The Prime Minister has announced £50 million of new funding for the provision of an online education scheme in British schools.
Tony Blair and education and skills secretary Estelle Morris launched "Curriculum Online" on Monday. The funding will be made available to schools for the 2002-2003 academic year, to be spent on the implementation of Internet-enabled teaching materials in the classroom.
"Online curriculum resources on a national scale will be a world first," said a Department for Educations and Skills (DfES) spokesman. "The scheme will help to bring modern technology into the classroom, and will help to bring on pupils who are ahead or lagging through individualised learning."
Public and private broadcasters, including the BBC, will be providing material for every curriculum subject, and software developers will also be supporting the scheme.
Schools will receive the money in the form of e-Learning credits, which they will be able to redeem against products listed in a Curriculum Online portal. A further £2 million has also been set aside for the development of this portal.
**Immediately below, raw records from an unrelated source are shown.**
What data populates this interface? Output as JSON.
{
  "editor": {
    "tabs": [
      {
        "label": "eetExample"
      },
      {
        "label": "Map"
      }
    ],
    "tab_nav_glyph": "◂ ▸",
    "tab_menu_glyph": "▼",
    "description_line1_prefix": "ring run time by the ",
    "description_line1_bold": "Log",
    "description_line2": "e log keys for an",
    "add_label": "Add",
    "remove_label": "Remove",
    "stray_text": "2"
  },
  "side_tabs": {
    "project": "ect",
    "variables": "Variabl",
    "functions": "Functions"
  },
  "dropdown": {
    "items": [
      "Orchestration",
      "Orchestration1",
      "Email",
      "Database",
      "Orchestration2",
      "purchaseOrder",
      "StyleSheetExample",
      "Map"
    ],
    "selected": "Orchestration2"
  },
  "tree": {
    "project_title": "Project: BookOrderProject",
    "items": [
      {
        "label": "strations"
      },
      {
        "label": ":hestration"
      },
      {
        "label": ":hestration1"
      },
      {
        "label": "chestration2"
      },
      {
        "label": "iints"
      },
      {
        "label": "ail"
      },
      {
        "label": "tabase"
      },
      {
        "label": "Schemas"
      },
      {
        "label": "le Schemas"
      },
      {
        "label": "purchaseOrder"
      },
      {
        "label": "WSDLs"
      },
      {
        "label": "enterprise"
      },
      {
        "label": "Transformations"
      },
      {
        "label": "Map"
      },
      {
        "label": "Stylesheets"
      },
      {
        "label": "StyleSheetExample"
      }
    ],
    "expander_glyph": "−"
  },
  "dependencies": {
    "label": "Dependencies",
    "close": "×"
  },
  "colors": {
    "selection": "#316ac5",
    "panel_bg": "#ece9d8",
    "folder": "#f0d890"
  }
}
The Curriculum Online scheme is designed to provide "an easily accessible, coherent and consistent set of educational resources", according to the consultation paper published in April. Of those that responded to the consultation, more than two-thirds agreed that that there was a need for curriculum teaching material to be provided in a digital format. The service will be available to teachers as well as parents.
"It will be an incredibly important tool for teachers in helping them to plan lessons," said Morris. "It will also broaden the access of pupils to online resources, allowing them to work at their own pace and tailor the resources they need."